COMPARATIVE STUDY OF FEEDBACK ON IELTS SPEAKING PERFORMANCE: PRE-SERVICE TEACHERS VERSUS AUTOMATIC SPEECH RECOGNITION APPLICATIONS
Abstract
The integration of AI-powered tools, particularly Automatic Speech Recognition (ASR) apps, in assessing and providing feedback on oral proficiency has gained significant attention lately. This comparative study analyzes Chat-GPT 4o and ELSA Speech Analyzer AI delayed feedback in comparison with feedback provided by three pre-service teachers on a student’s IELTS speaking performance.
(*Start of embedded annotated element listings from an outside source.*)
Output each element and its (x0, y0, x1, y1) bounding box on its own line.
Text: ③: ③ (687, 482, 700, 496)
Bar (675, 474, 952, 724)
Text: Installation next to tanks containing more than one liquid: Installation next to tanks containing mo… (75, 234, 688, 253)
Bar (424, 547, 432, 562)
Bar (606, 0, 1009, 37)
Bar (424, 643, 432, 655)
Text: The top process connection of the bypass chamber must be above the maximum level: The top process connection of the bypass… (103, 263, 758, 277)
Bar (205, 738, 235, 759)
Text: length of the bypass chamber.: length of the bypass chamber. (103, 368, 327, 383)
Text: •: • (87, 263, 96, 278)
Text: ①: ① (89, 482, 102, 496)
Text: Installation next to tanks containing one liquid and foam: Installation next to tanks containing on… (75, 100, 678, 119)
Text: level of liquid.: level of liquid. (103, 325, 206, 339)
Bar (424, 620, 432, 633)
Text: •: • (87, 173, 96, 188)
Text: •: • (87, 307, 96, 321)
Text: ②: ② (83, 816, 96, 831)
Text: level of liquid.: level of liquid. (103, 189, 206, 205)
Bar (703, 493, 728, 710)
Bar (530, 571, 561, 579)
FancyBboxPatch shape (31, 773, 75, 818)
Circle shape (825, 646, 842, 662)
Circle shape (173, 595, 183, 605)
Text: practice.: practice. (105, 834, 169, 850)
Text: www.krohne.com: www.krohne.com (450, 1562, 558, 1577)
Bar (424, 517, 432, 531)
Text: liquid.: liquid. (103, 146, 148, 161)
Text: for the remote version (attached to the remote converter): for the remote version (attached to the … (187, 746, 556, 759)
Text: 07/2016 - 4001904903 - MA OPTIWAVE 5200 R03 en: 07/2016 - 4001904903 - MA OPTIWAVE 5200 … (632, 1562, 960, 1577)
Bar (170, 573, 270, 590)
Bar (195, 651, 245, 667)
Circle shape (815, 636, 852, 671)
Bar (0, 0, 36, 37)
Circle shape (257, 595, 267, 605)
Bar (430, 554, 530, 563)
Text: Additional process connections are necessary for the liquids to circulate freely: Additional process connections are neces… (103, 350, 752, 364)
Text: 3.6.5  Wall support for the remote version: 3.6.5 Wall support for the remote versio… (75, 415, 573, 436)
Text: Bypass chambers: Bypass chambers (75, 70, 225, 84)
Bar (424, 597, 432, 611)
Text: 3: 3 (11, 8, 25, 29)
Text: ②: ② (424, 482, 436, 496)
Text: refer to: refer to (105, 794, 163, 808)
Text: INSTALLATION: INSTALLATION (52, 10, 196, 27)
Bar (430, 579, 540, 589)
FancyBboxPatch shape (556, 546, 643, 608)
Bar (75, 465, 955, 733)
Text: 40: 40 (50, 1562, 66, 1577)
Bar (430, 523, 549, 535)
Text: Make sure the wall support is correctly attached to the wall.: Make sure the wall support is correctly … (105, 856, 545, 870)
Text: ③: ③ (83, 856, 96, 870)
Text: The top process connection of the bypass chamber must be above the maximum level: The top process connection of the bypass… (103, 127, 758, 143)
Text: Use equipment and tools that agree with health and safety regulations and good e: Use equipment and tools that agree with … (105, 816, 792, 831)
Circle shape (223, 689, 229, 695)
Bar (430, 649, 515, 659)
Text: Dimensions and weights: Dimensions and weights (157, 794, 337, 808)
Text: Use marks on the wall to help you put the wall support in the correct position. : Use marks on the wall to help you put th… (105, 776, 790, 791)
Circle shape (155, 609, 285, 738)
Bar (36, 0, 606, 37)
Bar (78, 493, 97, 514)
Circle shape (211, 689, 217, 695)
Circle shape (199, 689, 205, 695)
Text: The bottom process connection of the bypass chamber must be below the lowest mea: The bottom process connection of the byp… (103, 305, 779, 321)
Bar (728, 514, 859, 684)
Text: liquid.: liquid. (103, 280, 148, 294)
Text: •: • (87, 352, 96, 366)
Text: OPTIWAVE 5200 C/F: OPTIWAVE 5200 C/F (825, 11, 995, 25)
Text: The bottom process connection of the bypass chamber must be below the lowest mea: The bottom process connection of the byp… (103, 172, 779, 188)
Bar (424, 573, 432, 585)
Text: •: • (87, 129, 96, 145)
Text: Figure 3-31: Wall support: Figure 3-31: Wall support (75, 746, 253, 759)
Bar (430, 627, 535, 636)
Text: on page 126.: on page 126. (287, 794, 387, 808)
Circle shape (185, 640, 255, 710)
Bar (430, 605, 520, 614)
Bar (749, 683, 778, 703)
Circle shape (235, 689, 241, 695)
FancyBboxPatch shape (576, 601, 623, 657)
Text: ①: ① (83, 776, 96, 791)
The research employed a quantitative design with a total of 27 sets of feedback from the three sources. The data were analyzed according to the five criteria adapted from the feedback framework of Steiss et al. (2024). All feedback was found to be positive and adhere to IELTS speaking band descriptors. Nevertheless, Chat-GPT’s focus was only on grammatical and vocabulary errors, missing the aspects related to pronunciation. The tool did not identify audio input as human speech and, instead, provided corrections based on assumptions only. ELSA gave elaborate details in feedback regarding pronunciation which might be too much information for some learners. Pre-service teachers provided holistic feedback but lacked specific analysis of clear directions for improvement. Besides, the teachers-to-be provided inaccurate pronunciation corrections at times. These insights emphasize the importance of integrating AI and human interaction when learning a language. From an educational standpoint, this method covers the structural and personal technical requirements of each individual student, resulting in a more interactive and positive atmosphere.